For nearly half a century, the New York Jets have lacked a face of the franchise talent under center. Since the glitz and glam of Joe Namath, the Jets have enjoyed the tenures of Ken O’Brien, Chad Pennington, Mark Sanchez, Geno Smith, and Brett Favre, to name a few of the stop-gap talents tasked with leading the Jets. While it’s not a list to write home about, one of the league’s most disappointing teams in the high-octane New York media market looks to have potentially found its long-lost gun-slinging headliner in the form of 2021 No. 2 overall pick Zach Wilson.
The Jets’ victory over the Giants in Wilson’s professional debut and head coach Robert Saleh’s first game pushing the buttons in New York could have represented the start of something special, or in turn, just a flash in the pan to a moment years down the road where we ask the question of “what if?”
It looks to be much of the former, as the oft-criticized, arm-arrogant Wilson during his collegiate days at BYU operated the intricately unique hybrid offense of Mike LaFleur to a T, completing six of his nine pass attempts for 63 yards in what proved to be an efficient day at the office for Wilson—as well as backups Mike White and James Morgan, who, along with Wilson, entered Saturday’s game as the only trio in the NFL without a professional snap to their name.

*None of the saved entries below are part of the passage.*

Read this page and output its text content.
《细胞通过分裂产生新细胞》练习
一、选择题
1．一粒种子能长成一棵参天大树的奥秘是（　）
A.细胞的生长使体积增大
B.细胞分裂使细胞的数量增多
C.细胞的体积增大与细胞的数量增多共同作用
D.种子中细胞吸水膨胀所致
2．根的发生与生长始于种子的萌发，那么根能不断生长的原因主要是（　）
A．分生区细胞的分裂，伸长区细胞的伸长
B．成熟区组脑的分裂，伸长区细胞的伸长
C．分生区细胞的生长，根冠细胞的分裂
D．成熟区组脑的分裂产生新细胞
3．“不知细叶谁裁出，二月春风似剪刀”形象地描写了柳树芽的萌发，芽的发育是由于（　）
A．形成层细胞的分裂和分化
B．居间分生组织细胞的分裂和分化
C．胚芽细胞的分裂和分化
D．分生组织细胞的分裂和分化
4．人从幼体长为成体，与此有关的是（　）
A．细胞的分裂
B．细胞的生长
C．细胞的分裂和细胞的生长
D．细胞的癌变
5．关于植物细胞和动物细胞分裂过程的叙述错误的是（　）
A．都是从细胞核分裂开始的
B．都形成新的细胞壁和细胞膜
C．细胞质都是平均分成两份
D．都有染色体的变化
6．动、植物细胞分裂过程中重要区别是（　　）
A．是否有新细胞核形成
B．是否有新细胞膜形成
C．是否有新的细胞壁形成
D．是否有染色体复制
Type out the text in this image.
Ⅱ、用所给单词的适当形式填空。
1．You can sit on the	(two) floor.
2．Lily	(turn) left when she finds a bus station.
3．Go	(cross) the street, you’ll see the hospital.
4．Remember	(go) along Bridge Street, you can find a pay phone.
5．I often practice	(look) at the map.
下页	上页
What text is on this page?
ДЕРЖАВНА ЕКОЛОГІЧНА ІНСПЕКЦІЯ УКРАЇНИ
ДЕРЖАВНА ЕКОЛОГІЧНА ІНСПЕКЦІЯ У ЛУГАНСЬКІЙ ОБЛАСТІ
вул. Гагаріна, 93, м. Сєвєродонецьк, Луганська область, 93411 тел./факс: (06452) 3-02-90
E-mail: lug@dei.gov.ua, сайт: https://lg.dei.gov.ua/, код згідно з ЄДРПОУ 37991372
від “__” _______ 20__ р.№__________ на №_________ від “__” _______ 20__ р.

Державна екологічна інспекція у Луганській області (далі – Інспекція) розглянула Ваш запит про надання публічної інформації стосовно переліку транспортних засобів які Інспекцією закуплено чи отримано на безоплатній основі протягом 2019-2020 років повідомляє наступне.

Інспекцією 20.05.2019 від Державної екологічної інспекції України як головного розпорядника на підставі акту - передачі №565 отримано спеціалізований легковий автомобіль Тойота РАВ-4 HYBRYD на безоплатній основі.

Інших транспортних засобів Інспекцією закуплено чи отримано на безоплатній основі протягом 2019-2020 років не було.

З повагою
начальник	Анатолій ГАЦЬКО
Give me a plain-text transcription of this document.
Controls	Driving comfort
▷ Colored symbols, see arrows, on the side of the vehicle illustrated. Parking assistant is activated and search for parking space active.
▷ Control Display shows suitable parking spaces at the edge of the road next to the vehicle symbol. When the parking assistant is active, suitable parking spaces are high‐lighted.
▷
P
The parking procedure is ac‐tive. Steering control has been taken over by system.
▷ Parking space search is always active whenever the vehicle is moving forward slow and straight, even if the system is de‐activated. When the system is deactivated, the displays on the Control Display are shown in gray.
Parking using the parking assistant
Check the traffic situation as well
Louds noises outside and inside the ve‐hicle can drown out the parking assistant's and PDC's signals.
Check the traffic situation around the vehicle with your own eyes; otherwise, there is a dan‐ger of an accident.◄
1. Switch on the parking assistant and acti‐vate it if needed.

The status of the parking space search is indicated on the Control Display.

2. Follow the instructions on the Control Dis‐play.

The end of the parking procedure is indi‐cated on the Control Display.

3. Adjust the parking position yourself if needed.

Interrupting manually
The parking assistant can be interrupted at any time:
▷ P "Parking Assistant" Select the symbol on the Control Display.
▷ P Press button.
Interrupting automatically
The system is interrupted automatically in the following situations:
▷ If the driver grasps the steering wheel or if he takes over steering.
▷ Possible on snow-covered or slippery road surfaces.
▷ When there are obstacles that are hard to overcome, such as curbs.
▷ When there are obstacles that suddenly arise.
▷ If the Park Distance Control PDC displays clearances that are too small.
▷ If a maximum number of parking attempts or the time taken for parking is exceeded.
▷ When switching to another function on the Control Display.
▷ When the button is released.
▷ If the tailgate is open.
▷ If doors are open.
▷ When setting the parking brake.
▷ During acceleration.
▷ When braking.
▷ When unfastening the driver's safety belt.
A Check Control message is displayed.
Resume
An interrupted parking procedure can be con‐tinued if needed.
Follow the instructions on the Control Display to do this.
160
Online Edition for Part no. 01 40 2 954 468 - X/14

The 65-yard bombs and sidearm throws across his body were kept in the bag in his first game. However, flashes came in abundance, as Wilson’s highly touted mobility and unlimited arm angle capability offered more than enough substance to project that Wilson should live up to the high expectations in his first season captaining the Jets.
This is a great example of Wilson’s ability to stand tall in the pocket and deliver on time. With a bunch set to his left, LaFleur presents Wilson with a bevy of options to target on third down. As the New York Giants opt to rush four defenders, from the onset of the play Wilson is able to identify man-to-man coverage, connecting with Jets free-agent addition Keelan Cole on a simple pitch and catch to move the sticks. However, the intricacy of the route concept resulted in easy processing for Wilson, as Cole trailed slot-man Jamison Crowder who cleared out the inside corner while contracting attention from the closing safety.
In the grand scheme of things, it’s a first-down completion on a nicely executed play. However, the flashes of pocket presence, Wilson’s ability to identify a mismatch, and a completion with accuracy and zip provided a clear glance into the execution ability of Wilson as LaFleur begins to open the playbook even further.
Similar to the first clip, the Jets line up in a 3x1 concept from left to right, the only difference is the positional alignment of the tight end. This route is won pre-snap, as Giants corner Rodarius Williams finds himself lined up five yards off of Corey Davis, whose speed will be too much for Williams to counter as he works toward the outside later in the route. Wilson sees this and executes.
On a simple three-step drop, Wilson immediately identifies leverage, delivering the ball before Davis’ route begins to direct entirely toward the boundary. As his throwing window begins to shrink as Williams bursts out his coverage with excellent closing speed, Wilson’s ball placement is pin-point into Davis’ numbers, again resulting in a first down.
With just nine attempts, Saturday’s performance offered a small appetizer into the potential of Wilson coupled with LaFleur’s ever-growing manuscript of offensive wizardry. But for Jets fans, and general manager Joe Douglas—who looks to have the Jets finally on the track back to relevancy—Wilson’s debut presented a long-overdue arrival for the future under center in New York.